Monday, October 27, 2008

Number 1s of 2008: 26 October

(Or watch it on YouTube without the adverts in higher quality. I would.)

That's Girls Aloud, "The Promise", knocking off Pink after three weeks. It's almost certainly a one-week wonder, but I'll come back to that.

Girls Aloud were created in 2002 as the winners of Popstars: The Rivals, a Pop Idol-style show which whittled its way through an armada of contestants to come up with five girls and five boys. The boys became One True Voice, released two shockingly mediocre singles, then split up, to general relief. The girls became Girls Aloud, and ended up as the front-women for production house and songwriting team Xenomania, who are responsible for virtually all of their output.

Six years later, they're still going. They've seen off a ton of other talent show winners. They've seen off every other British girl band apart from the Sugababes (and now the Saturdays, but give them time). A lot of the credit for this has to go to Xenomania, who've given them material which is often very good, and often quite unusual. Their back catalogue ranges from ridiculous electro anthems to surprisingly good ballads to more electro anthems to eighties throwbacks to... well, I don't even know what this is.

And, admittedly, they've also released some cover versions, which are almost universally dire. But we shan't speak of that.

It's a very respectable career for a bunch of talent show winners. In fact, though, they're not as big as the British tend to assume, because they sell almost nothing abroad. According to their Wikipedia discography, their last album generated hits in the UK, Ireland and Croatia - and nowhere else. The Sugababes, in contrast, have racked up hits around western Europe and Australia.

And you might be surprised to learn that "The Promise" is only Girls Aloud's fourth number one - the other three being "Sound of the Underground" (their TV-promoted debut), "I'll Stand By You" (a charity single) and "Walk This Way" (um... another charity single).

I'm not quite sure about this new sixties direction, but hey, at least they keep changing, and that's always good in a pop act.

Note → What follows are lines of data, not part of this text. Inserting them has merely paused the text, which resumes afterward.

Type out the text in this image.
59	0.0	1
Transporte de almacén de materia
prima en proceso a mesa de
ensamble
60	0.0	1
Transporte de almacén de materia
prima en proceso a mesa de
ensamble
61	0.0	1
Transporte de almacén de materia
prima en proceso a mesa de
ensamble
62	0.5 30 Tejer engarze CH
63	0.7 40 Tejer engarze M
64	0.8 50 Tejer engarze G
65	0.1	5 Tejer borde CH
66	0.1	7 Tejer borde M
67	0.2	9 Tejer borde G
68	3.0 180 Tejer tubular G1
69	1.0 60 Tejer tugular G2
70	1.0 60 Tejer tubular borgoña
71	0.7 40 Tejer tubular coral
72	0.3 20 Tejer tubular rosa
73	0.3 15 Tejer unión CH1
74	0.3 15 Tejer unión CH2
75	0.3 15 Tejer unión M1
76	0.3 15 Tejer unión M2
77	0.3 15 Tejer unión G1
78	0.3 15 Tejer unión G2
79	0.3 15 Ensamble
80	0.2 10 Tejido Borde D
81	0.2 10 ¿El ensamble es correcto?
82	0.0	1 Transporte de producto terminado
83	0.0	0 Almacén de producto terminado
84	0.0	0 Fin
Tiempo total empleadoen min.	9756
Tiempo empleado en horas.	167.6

Now, this was meant to be the second of three consecutive number ones connected to The X-Factor, which is basically the current version of Pop Idol. The 2006 winner was Leona Lewis (but she's an anomaly - earlier winners were a motley bunch). Cheryl Cole from Girls Aloud is one of the judges this year. Next week, the finalists are releasing a charity single for injured veterans, which is practically guaranteed to go to number one.

But last week... well, last week's number one was meant to be "Don't Call This Love", the second single by 2007 winner Leon Jackson. He's no Leona Lewis, unfortunately, and the record entered at number 3 (dropping out of the top 10 entirely this week). This wouldn't have been so embarrassing, but for the fact that the number 2 single was "The Winner's Song" by Geraldine McQueen - comedian Peter Kay in a dress, singing a parody of the singles released by talent show winners. It's a damned odd record - it contains no jokes as such, just a subtly exaggerated version of what these records actually sound like. Gary Barlow wrote it.

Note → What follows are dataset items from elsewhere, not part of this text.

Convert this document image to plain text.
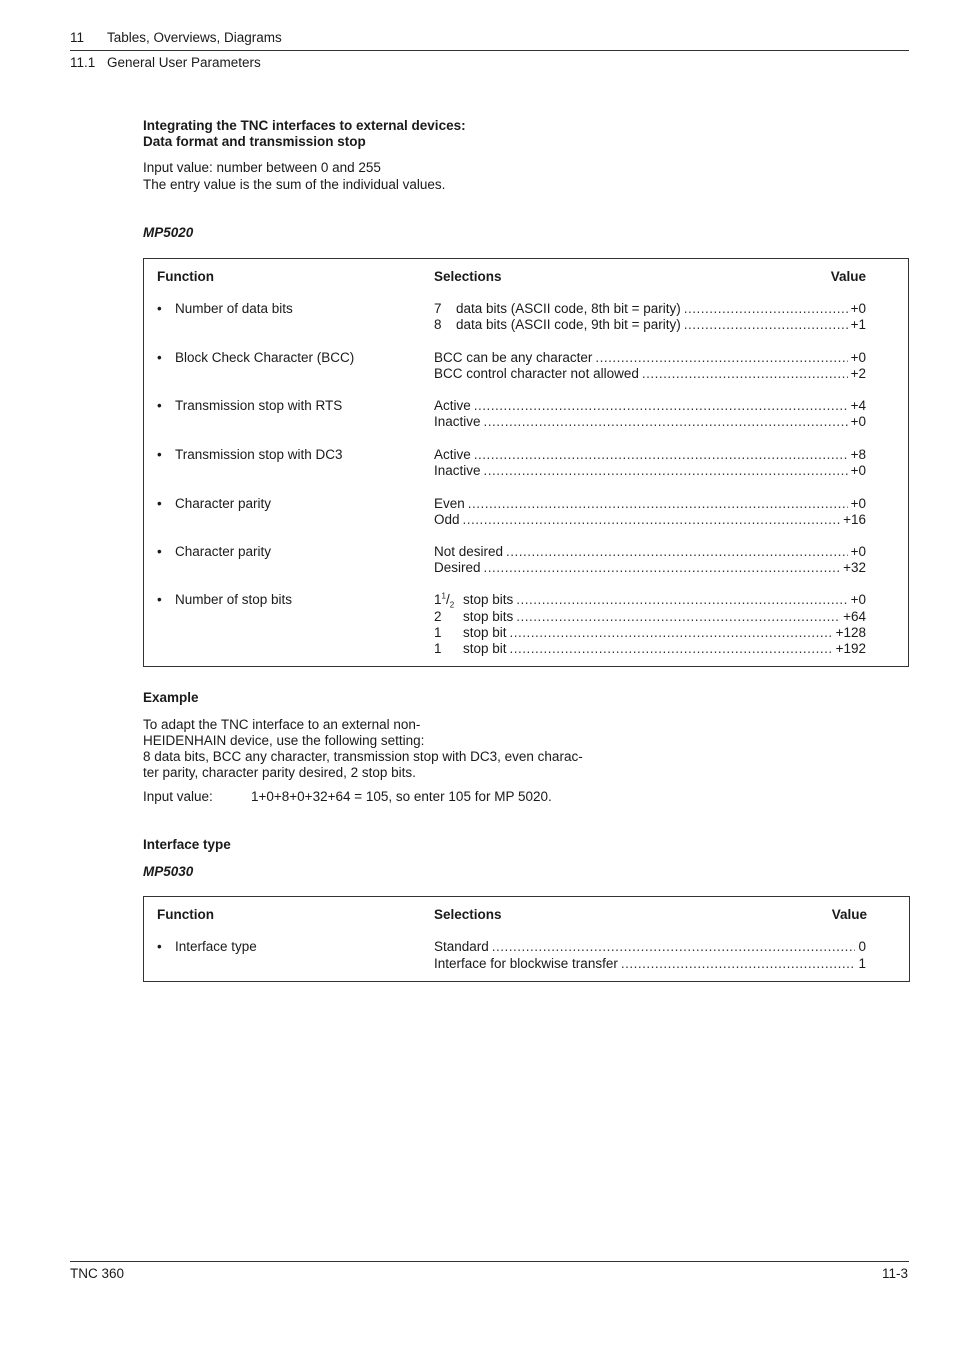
11 Tables, Overviews, Diagrams
11.1 General User Parameters
Integrating the TNC interfaces to external devices:
Data format and transmission stop
Input value: number between 0 and 255
The entry value is the sum of the individual values.
MP5020
Function	Selections	Value
• Number of data bits	7	data bits (ASCII code, 8th bit = parity) .....	+0
8	data bits (ASCII code, 9th bit = parity) .....	+1
• Block Check Character (BCC)	BCC can be any character .....	+0
BCC control character not allowed .....	+2
• Transmission stop with RTS	Active .....	+4
Inactive .....	+0
• Transmission stop with DC3	Active .....	+8
Inactive .....	+0
• Character parity	Even .....	+0
Odd .....	+16
• Character parity	Not desired .....	+0
Desired .....	+32
• Number of stop bits	$1^1/_2$ stop bits .....	+0
2	stop bits .....	+64
1	stop bit .....	+128
1	stop bit .....	+192
Example
To adapt the TNC interface to an external non-
HEIDENHAIN device, use the following setting:
8 data bits, BCC any character, transmission stop with DC3, even charac-
ter parity, character parity desired, 2 stop bits.
Input value:	1+0+8+0+32+64 = 105, so enter 105 for MP 5020.
Interface type
MP5030
Function	Selections	Value
• Interface type	Standard .....	0
Interface for blockwise transfer .....	1
TNC 360	11-3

It's a tie-in to Kay's Channel 4 special... deep breath... Peter Kay's Britain's Got The Pop Factor and Possibly a New Celebrity Jesus Christ Soapstar Superstar Strictly on Ice, which divided audiences in much the same way. The basic joke was that all of the acts had clearly made the final on the strength of their human interest stories rather than their abilities. (Good use of Cat Deeley, though.)

Since the record label won't let me embed "The Winner's Song", here's Geraldine's innovative medley of her favourite songs.

Leon Jackson came third to that. That's... not altogether encouraging.